Thursday 31 July 2014

The Burning, Everyman Theatre, The Q

Duncan Ley is the finest working playwright in Canberra. Fullstop. I'm sorry if that insults others, but ... the crown is his. Come back again when you've written as many heartfelt, strong, dynamic plays as his and we'll talk again.

"The Burning" is his first play that got a wide audience, a tale of 17th century German witchtrials with a strong fathers-and-sons thematic underneath, and ... no, it's not his best play - it does slightly smack of melodrama (and dressing one set of father-and-sons all in black with a lot of leather kinda empahsises the point), plus the courtroom events in act two draw strongly on other courtroom dramas more than anything that would ever happen in an actual courtroom - but it shows a strong capable writing mind producing strong, propulsive drama. It's engaging from the gentle, witty beginning to the shockingly twisted end, and, for a story that is strongly dependent on torture and violence, all the violence is kept carefully offstage, described rather than presented, but no less chilling in its effect (as always, it ends up being more-so as there's nothing creepier than the audience's imagination).

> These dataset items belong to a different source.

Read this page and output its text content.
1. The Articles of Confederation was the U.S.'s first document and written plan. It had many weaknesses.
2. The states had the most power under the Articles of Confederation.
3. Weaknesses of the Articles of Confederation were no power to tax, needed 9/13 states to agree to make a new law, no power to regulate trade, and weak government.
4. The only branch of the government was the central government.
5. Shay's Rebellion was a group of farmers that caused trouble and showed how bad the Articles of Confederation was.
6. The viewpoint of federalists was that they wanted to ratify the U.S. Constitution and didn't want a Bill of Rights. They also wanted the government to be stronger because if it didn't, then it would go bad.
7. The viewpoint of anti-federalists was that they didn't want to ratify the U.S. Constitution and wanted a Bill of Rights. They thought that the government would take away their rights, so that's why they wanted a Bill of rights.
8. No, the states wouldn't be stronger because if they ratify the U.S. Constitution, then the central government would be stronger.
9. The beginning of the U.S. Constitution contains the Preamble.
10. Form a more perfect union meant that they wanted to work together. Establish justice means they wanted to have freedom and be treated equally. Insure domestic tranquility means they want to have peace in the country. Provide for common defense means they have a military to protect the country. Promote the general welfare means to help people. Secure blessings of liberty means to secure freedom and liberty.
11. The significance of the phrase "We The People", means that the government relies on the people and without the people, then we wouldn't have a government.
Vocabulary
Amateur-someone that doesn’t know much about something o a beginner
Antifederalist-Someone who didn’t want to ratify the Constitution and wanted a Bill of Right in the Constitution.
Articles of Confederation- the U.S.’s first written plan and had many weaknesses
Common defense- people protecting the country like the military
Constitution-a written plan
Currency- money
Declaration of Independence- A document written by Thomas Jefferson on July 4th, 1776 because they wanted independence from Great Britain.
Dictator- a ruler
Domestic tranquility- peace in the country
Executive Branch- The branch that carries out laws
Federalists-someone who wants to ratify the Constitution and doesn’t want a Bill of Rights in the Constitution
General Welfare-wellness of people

In the context of his later play's, it's intriguing how his common themes of power, guilt and the place of his character's in their wider society are all here - just that his most recent works have moved away from the period settings of plays like "The Burning" and "When in Rome" into modernity of "Home at the End" and "The Ides of March". If I prefer the more recent works it may be because the historicism plays a little as a crutch - a way of borrowing authority rather than earning it.

It seems somewhat unfair that fate, as well as making Duncan Ley the finest working playwright in Canberra, should also make him an astoundingly good actor. In the role of Ernst Vasolt he refuses ever to fall into an easy pattern, with every line of dialogue, and every movement drawing the audience in. He can gently throw away lines casually, only to turn and smash the next phrase into the audience. It's impossible to take your eyes from him when he comes to play.

Astonishingly, Jack Parker, who plays Frances Schiller, is still in high school. Astonishingly because he more than stands his own with actors of senior authority, presenting a compassionate, emotive, deep, performance  - it's a major mainstage debut and I doff my hat.

Amy Dunham has that strange gift of being instantly loveable as soon as she appears on stage.In her opening bickering with Parker, she's fast and clever, and the two of them have great chemistry together with that feel of a real, strong, binding relationship. Her final exit from the play (late in act one) also sees her launch herself off the stage in a way that seems astonishingly reckless (but I have no doubt is carefully choreographed for her own safety) - she amazes me.

In a major break from his usual typecasting as a beamingly charming fella, Will Huang is pure concentrated twisted rage as Frederick Vasolt - he gets astonishing effects just from holding a knife, or chewing an apple off a crowbar. He is, in the best way possible, thoroughly disturbing.

Jarrad West ... isn't as strong as he might be as Phillip Schiller. There are moments when his strength comes through - the declaration "I love my son more than I love my god", or his involvement in the trial scene - but there are other moments when it doesn't seem he's truly feeling the complex emotions that lie within Schiller - his characterisation occasionally seems to come from the script rather than from the heart. West is one hell of an actor, and this may be an awkward mix of performer and role, but it's the one piece that didn't really land with me.

Geoffrey Borny shows strength and will as the unfortunate Johannes Junius. Tony Turner projects easy authority but is unfortunately not always on top of his lines. And Peter Holland celebrates a victory lap of a great year for drunk acting (after his sublime Aguecheek) in the early scenes before becoming an easily bamboozled magistrate in the later scenes.

Duncan Driver's directing keeps the show pacey, strongly presentational, and builds the tension nicely. Tim Hansen's music gives the play a strong underbeat and maintains that tension and energy without being intrusive into the action.

In short, this is fine work performed excellently by a company on the top of their game. Well worth the trek out to Queanbeyan.